Raised bed veggie garden

I'm so excited about our new raised bed veggie garden. I did a bunch of research and ended up doing it the lazy (or do-what-you-can-with-kids) way. I found a website that recommends six layers of buildup (compost, fertilizer, straw, etc.) in a framed border. It sounded very good. I spent all day yesterday and half of today around town trying to find the right materials and fit them in my Subaru Forester. The green bean seeds we planted a few weeks ago were 6"-9" high already, so I was pretty eager to get them in the ground. After all the effort, I was outside at 8:30pm last night finishing up the garden, buying more top soil and compost today, and completed the project this evening. Then we put the eight green bean seedlings in the ground! I have no idea if it's bad to plant seedlings at 6pm, but I guess we'll see. I ended up with just the frame (pressure treated 2"x8" boards) and lots of top soil and compost. I intended to put down cardboard and wet newspaper, but I ended up putting the garden where a stone patio sort of thing was (the stones are now the border around the garden), so there were no weeds or anything else growing. I was impatient and decided to skip the cardboard/newspaper step. We'll see if that was a good decision or not in a few weeks.

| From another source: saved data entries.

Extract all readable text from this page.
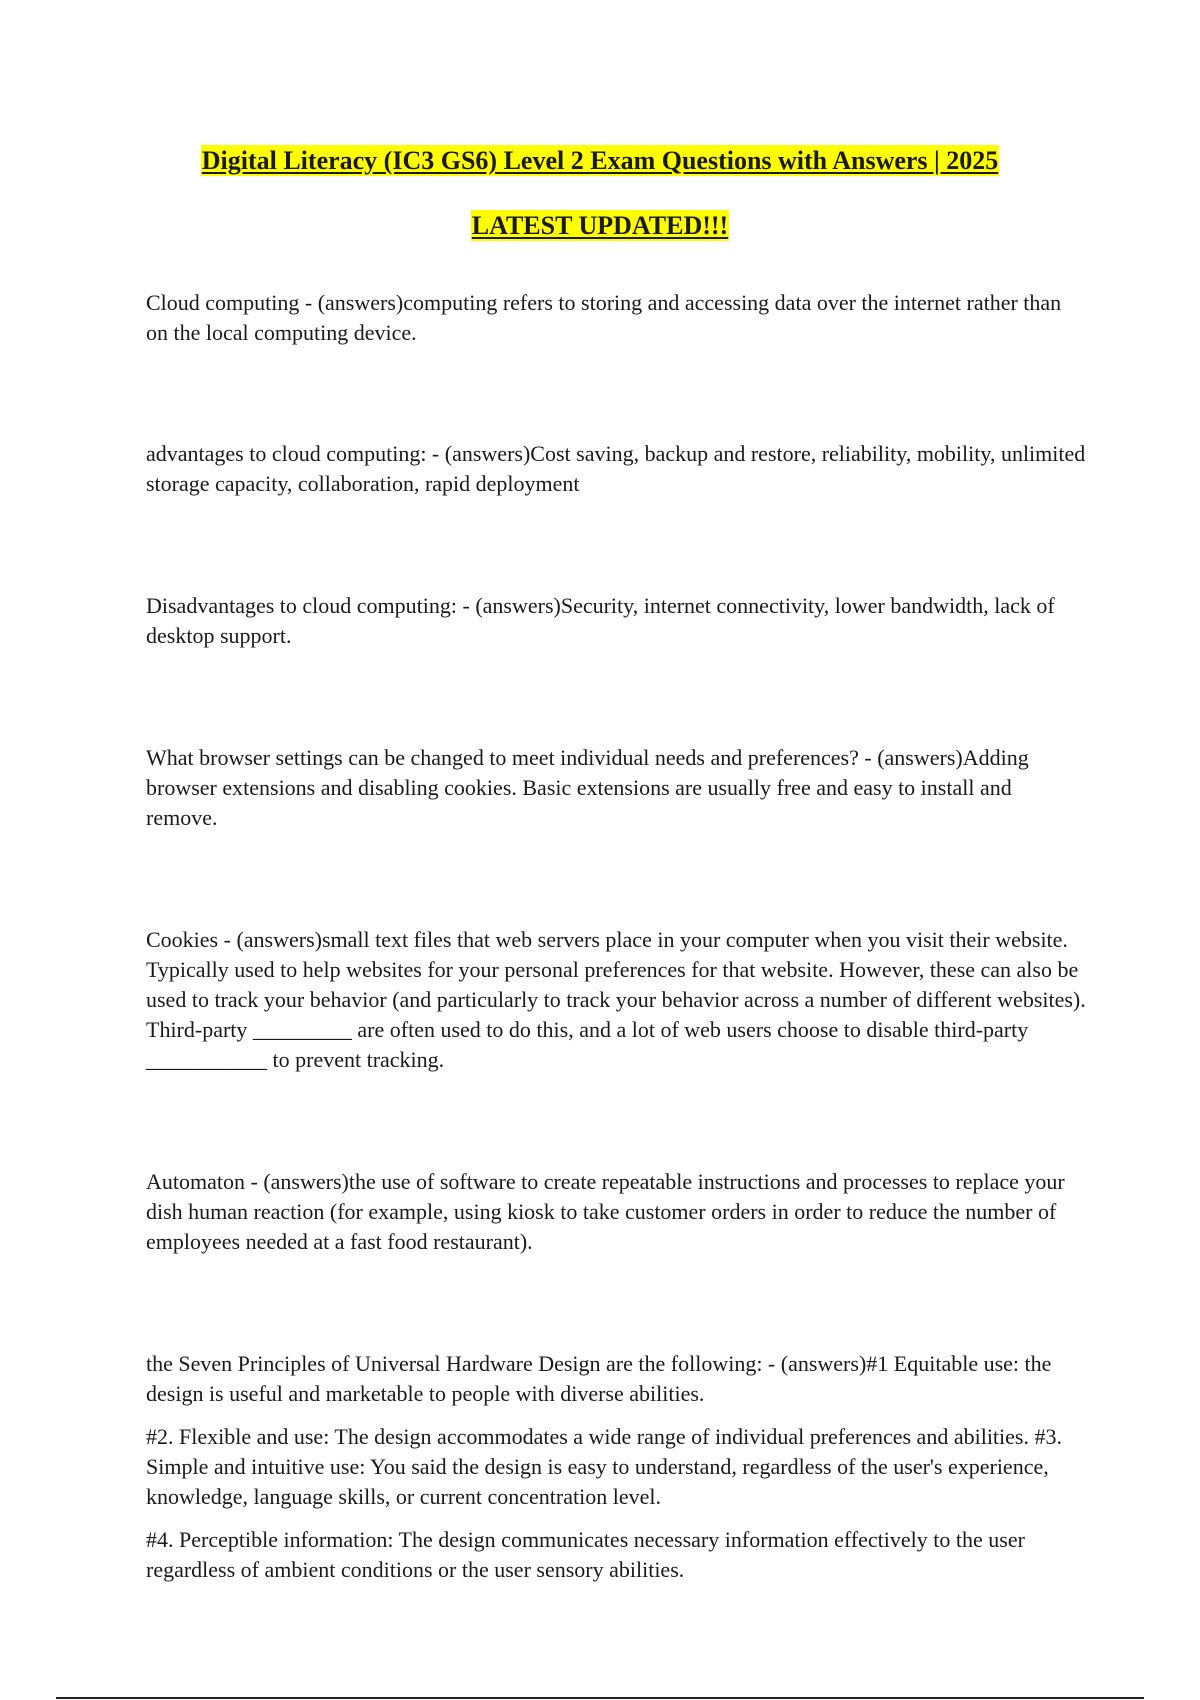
Digital Literacy (IC3 GS6) Level 2 Exam Questions with Answers | 2025
LATEST UPDATED!!!

Cloud computing - (answers)computing refers to storing and accessing data over the internet rather than on the local computing device.

advantages to cloud computing: - (answers)Cost saving, backup and restore, reliability, mobility, unlimited storage capacity, collaboration, rapid deployment

Disadvantages to cloud computing: - (answers)Security, internet connectivity, lower bandwidth, lack of desktop support.

What browser settings can be changed to meet individual needs and preferences? - (answers)Adding browser extensions and disabling cookies. Basic extensions are usually free and easy to install and remove.

Cookies - (answers)small text files that web servers place in your computer when you visit their website. Typically used to help websites for your personal preferences for that website. However, these can also be used to track your behavior (and particularly to track your behavior across a number of different websites). Third-party _________ are often used to do this, and a lot of web users choose to disable third-party ___________ to prevent tracking.

Automaton - (answers)the use of software to create repeatable instructions and processes to replace your dish human reaction (for example, using kiosk to take customer orders in order to reduce the number of employees needed at a fast food restaurant).

the Seven Principles of Universal Hardware Design are the following: - (answers)#1 Equitable use: the design is useful and marketable to people with diverse abilities.

#2. Flexible and use: The design accommodates a wide range of individual preferences and abilities. #3. Simple and intuitive use: You said the design is easy to understand, regardless of the user's experience, knowledge, language skills, or current concentration level.

#4. Perceptible information: The design communicates necessary information effectively to the user regardless of ambient conditions or the user sensory abilities.
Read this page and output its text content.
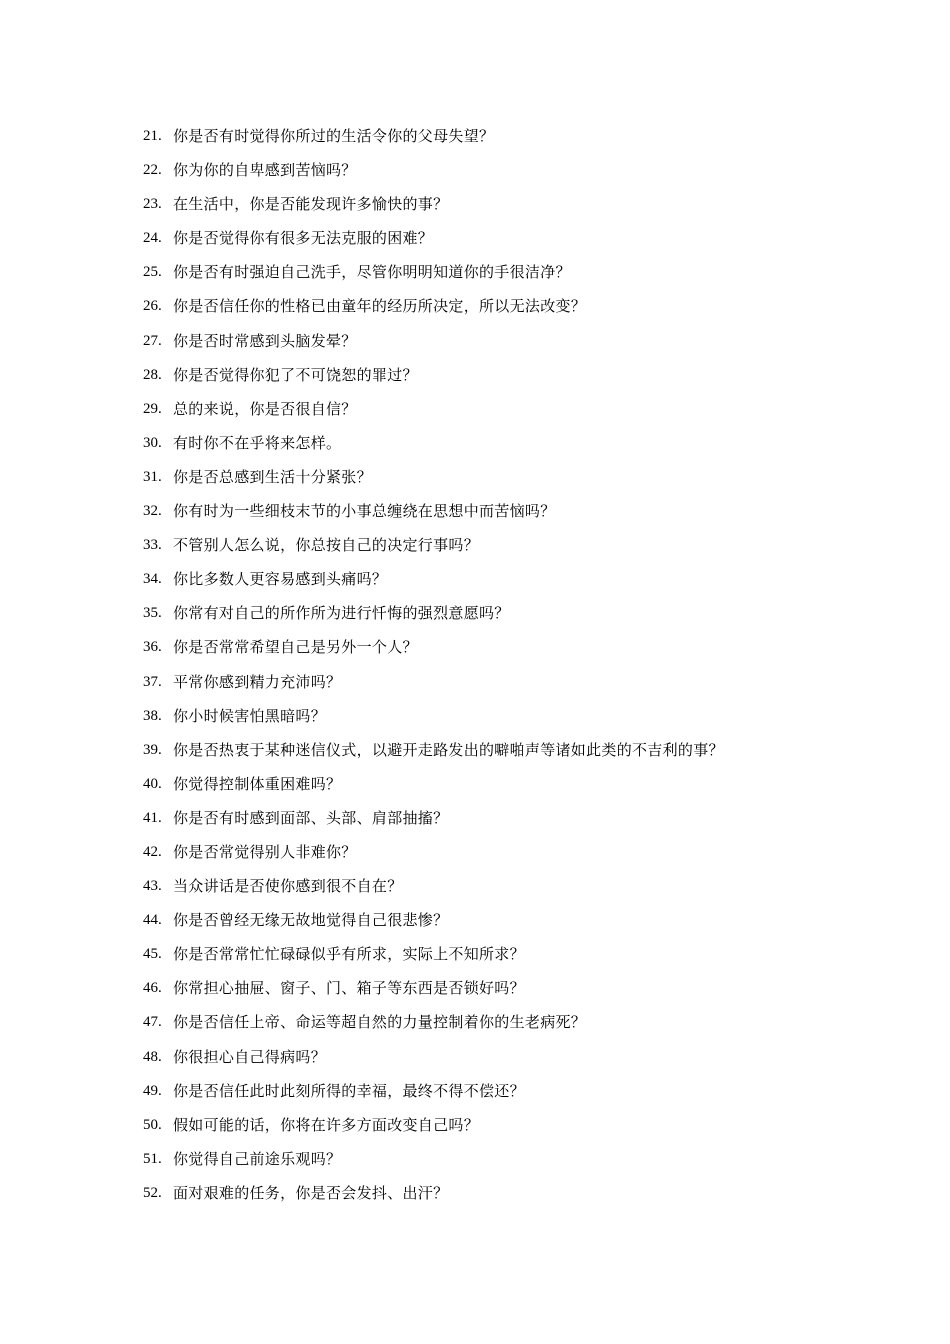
21. 你是否有时觉得你所过的生活令你的父母失望？
22. 你为你的自卑感到苦恼吗？
23. 在生活中，你是否能发现许多愉快的事？
24. 你是否觉得你有很多无法克服的困难？
25. 你是否有时强迫自己洗手，尽管你明明知道你的手很洁净？
26. 你是否信任你的性格已由童年的经历所决定，所以无法改变？
27. 你是否时常感到头脑发晕？
28. 你是否觉得你犯了不可饶恕的罪过？
29. 总的来说，你是否很自信？
30. 有时你不在乎将来怎样。
31. 你是否总感到生活十分紧张？
32. 你有时为一些细枝末节的小事总缠绕在思想中而苦恼吗？
33. 不管别人怎么说，你总按自己的决定行事吗？
34. 你比多数人更容易感到头痛吗？
35. 你常有对自己的所作所为进行忏悔的强烈意愿吗？
36. 你是否常常希望自己是另外一个人？
37. 平常你感到精力充沛吗？
38. 你小时候害怕黑暗吗？
39. 你是否热衷于某种迷信仪式，以避开走路发出的噼啪声等诸如此类的不吉利的事？
40. 你觉得控制体重困难吗？
41. 你是否有时感到面部、头部、肩部抽搐？
42. 你是否常觉得别人非难你？
43. 当众讲话是否使你感到很不自在？
44. 你是否曾经无缘无故地觉得自己很悲惨？
45. 你是否常常忙忙碌碌似乎有所求，实际上不知所求？
46. 你常担心抽屉、窗子、门、箱子等东西是否锁好吗？
47. 你是否信任上帝、命运等超自然的力量控制着你的生老病死？
48. 你很担心自己得病吗？
49. 你是否信任此时此刻所得的幸福，最终不得不偿还？
50. 假如可能的话，你将在许多方面改变自己吗？
51. 你觉得自己前途乐观吗？
52. 面对艰难的任务，你是否会发抖、出汗？
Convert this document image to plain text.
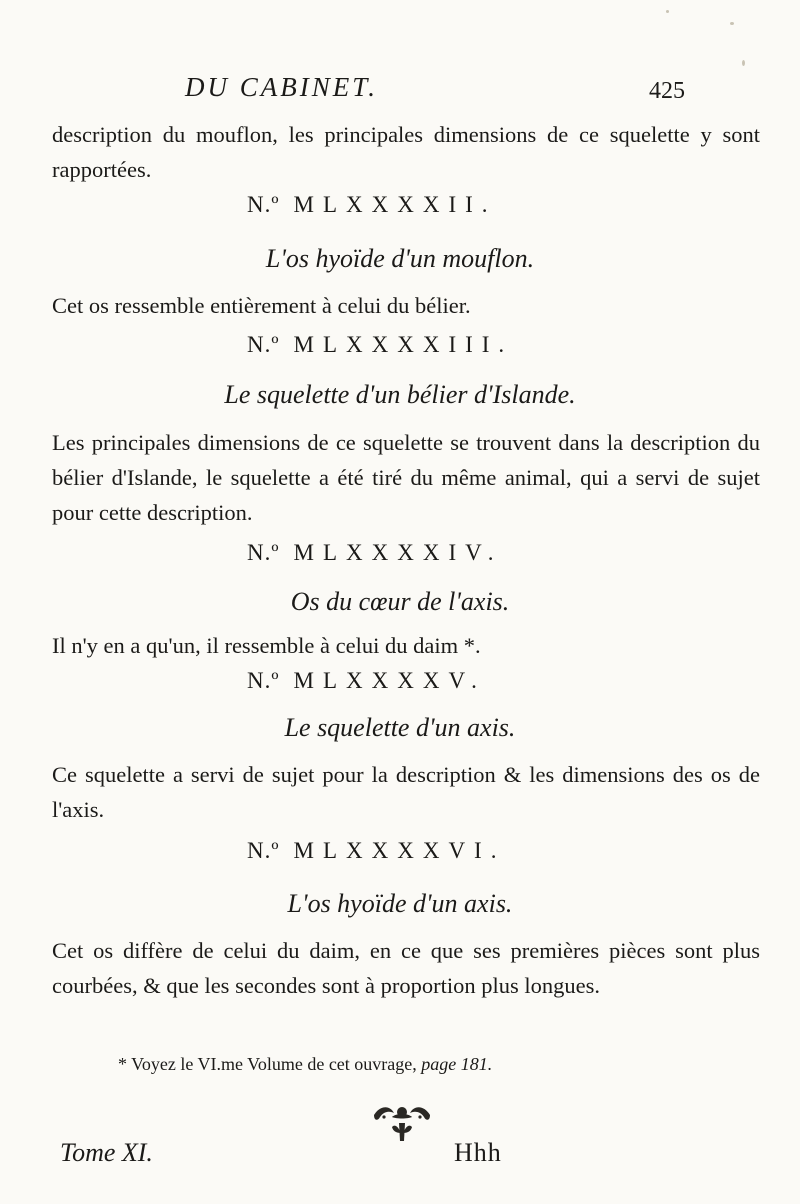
DU CABINET.	425
description du mouflon, les principales dimensions de ce squelette y sont rapportées.
N.º MLXXXXII.
L'os hyoïde d'un mouflon.
Cet os ressemble entièrement à celui du bélier.
N.º MLXXXXIII.
Le squelette d'un bélier d'Islande.
Les principales dimensions de ce squelette se trouvent dans la description du bélier d'Islande, le squelette a été tiré du même animal, qui a servi de sujet pour cette description.
N.º MLXXXXIV.
Os du cœur de l'axis.
Il n'y en a qu'un, il ressemble à celui du daim *.
N.º MLXXXXV.
Le squelette d'un axis.
Ce squelette a servi de sujet pour la description & les dimensions des os de l'axis.
N.º MLXXXXVI.
L'os hyoïde d'un axis.
Cet os diffère de celui du daim, en ce que ses premières pièces sont plus courbées, & que les secondes sont à proportion plus longues.
* Voyez le VI.me Volume de cet ouvrage, page 181.
Tome XI.	Hhh
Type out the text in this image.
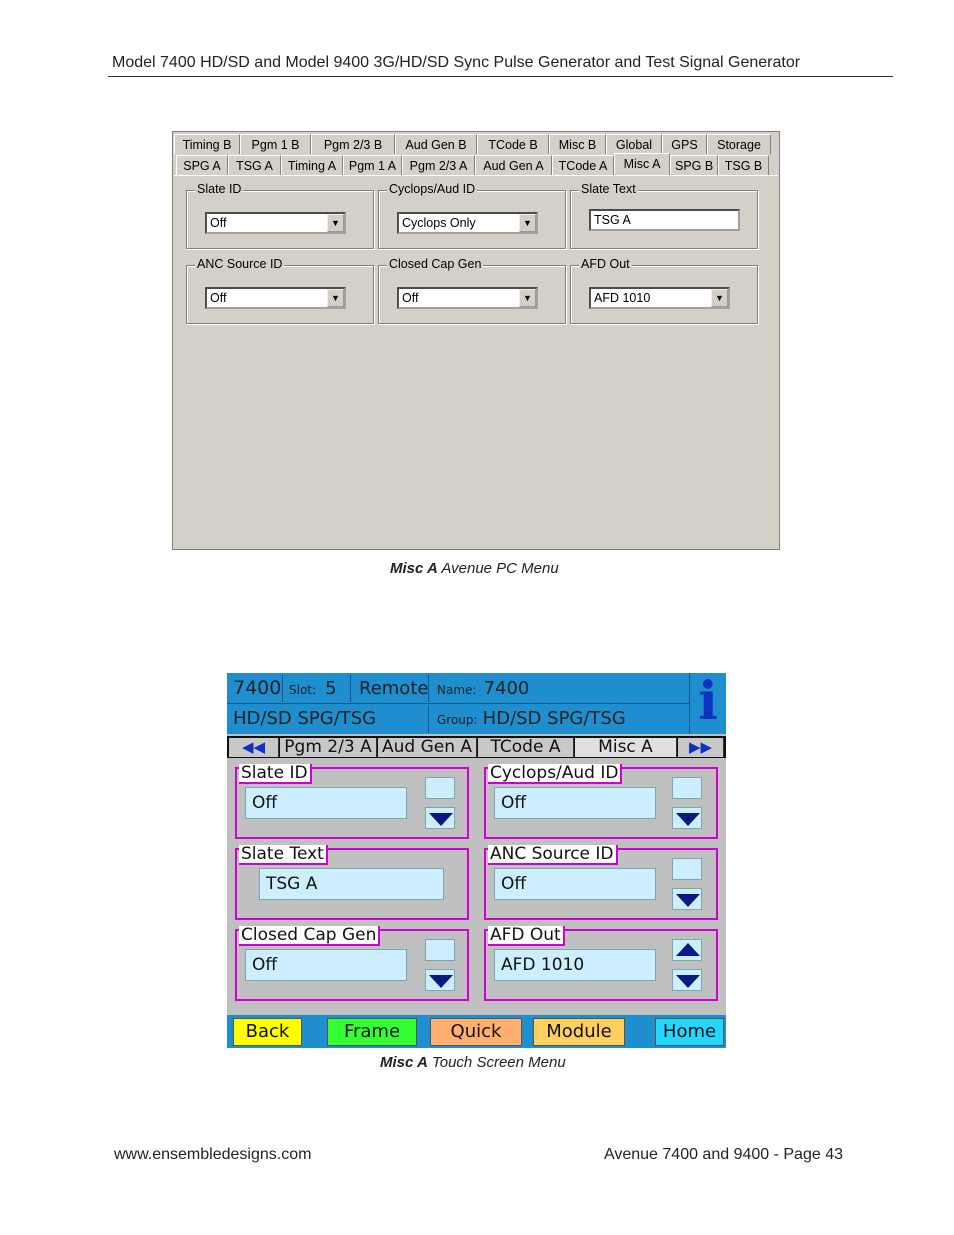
Model 7400 HD/SD and Model 9400 3G/HD/SD Sync Pulse Generator and Test Signal Generator
Timing B	Pgm 1 B	Pgm 2/3 B	Aud Gen B	TCode B	Misc B	Global	GPS	Storage
SPG A	TSG A	Timing A	Pgm 1 A	Pgm 2/3 A	Aud Gen A	TCode A	Misc A	SPG B TSG B
Slate ID
Off	▼
Cyclops/Aud ID
Cyclops Only	▼
Slate Text
TSG A
ANC Source ID
Off	▼
Closed Cap Gen
Off	▼
AFD Out
AFD 1010	▼
Misc A Avenue PC Menu
7400 Slot: 5	Remote Name: 7400
HD/SD SPG/TSG	Group: HD/SD SPG/TSG	i
◀◀	Pgm 2/3 A Aud Gen A	TCode A	Misc A	▶▶
Slate ID
Off
Cyclops/Aud ID
Off
Slate Text
TSG A
ANC Source ID
Off
Closed Cap Gen
Off
AFD Out
AFD 1010
Back	Frame	Quick	Module	Home
Misc A Touch Screen Menu
www.ensembledesigns.com	Avenue 7400 and 9400 - Page 43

Our green bean seedlings. I'm thinking about putting some seeds directly into the ground too, in case something goes wrong with the seedlings. You can never have too many green beans, right?

The finished garden with the green beans in place. I'm going to space the reddish stones evenly around the edge and fill in the rest of the bed with seeds in the near future. Just wanted to get those beans in the ground before they outgrew their little plastic snack cups. :) There's a little tomato plant in the pot in front and flowers in the garden on the left.

1 comment:

Julie said...

I think it was a good decision to skip the cardboard. You don't need it if you're ot trying to kill grass.

That raised bed looks awesome!!! I wish my garden was that pretty.